A stolen item indeed! Truer words had never been spoken. As a nameless orphan, her history had been stolen from her as surely as the Center stole history from the whole triple kingdoms.

“I don’t know what it is, or what any of that means,” said August, and his unemotional voice steadied her. “But we know that their usual approach is to find a way to weaken their targets before they attack. I suspect that they hoped the test itself might finish you off, and if it didn’t, they wanted to make sure you’d be weakened as much as possible when you emerged.” He looked her up and down with a shrewd glance. “And no offense, but you don’t exactly project strength at this moment.”

Merletta looked down at herself, still clutching the record, floating in shock, immobile except for the violent trembling that was rocking her from head to fin.

“You’re right,” she acknowledged, swallowing. “I would have been rattled, and not at my most vigilant.”

August nodded, satisfied. “Well, if you still want to see where we left the guards, we’d better go.
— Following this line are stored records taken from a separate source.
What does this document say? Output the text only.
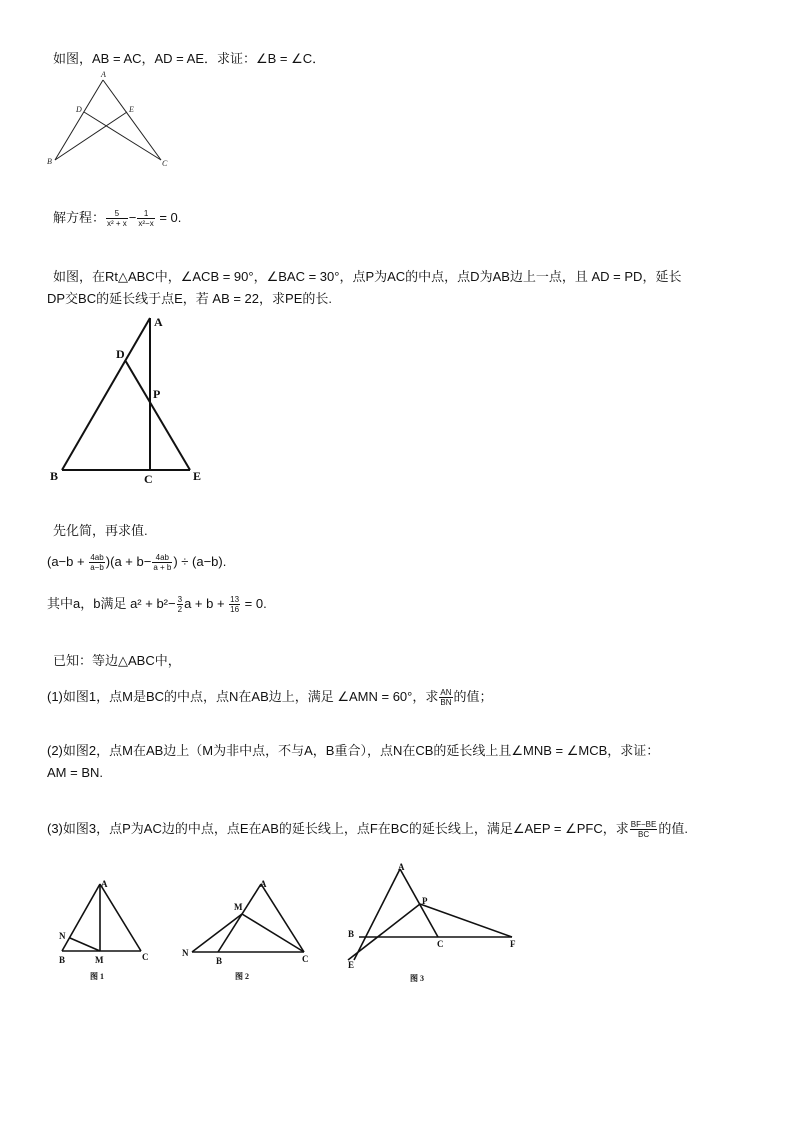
如图，AB = AC，AD = AE．求证：∠B = ∠C．
A
D	E
B	C
解方程： $\frac{5}{\text{x² + x}} - \frac{1}{\text{x²−x}} = 0$.
如图，在Rt△ABC中，∠ACB = 90°，∠BAC = 30°，点P为AC的中点，点D为AB边上一点，且 AD = PD，延长
DP交BC的延长线于点E，若 AB = 22，求PE的长.
A
D
P
B	C	E
先化简，再求值.
$(a-b + \frac{4ab}{a-b} )(a + b- \frac{4ab}{a + b}$ ) ÷ (a−b).
其中a，b满足 $a^2 + b^2- \frac{3}{2}$ $a + b + \frac{13}{16} = 0$.
已知：等边△ABC中，
(1)如图1，点M是BC的中点，点N在AB边上，满足 ∠AMN = 60°，求 $\frac{AN}{BN}$ 的值；
(2)如图2，点M在AB边上（M为非中点，不与A，B重合），点N在CB的延长线上且∠MNB = ∠MCB，求证：
AM = BN.
(3)如图3，点P为AC边的中点，点E在AB的延长线上，点F在BC的延长线上，满足∠AEP = ∠PFC，求 $\frac{BF-BE}{BC}$ 的值.
A
N
B	M	C
图 1
A
M
N
B	C
图 2
A
P
B
C	F
E
图 3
I wouldn’t be surprised if they’d already woken.”

Pulling herself together, Merletta retied the record and stowed it in her satchel. She tried to project steadiness as she followed August and the others from the room, but on the inside, her mind more nearly resembled the maelstrom she’d just survived. When they emerged into open water, Merletta glanced back, and let out an involuntary cry.

“It’s…it’s a ship!” she gasped.

August looked back, studying their temporary haven with the impassive expression that seemed habitual for him.

“Yes,” he said. “A human ship, like the legends.”

“But it’s underwater,” Merletta protested, studying the rotting wooden structure. It was lying at an odd angle, half-propped against a large rocky shelf that protruded from the ocean floor. The tall spire of wood that she’d seen rising from Heath’s ship was broken on this one, more than half of it dangling down, barely connected to the rest.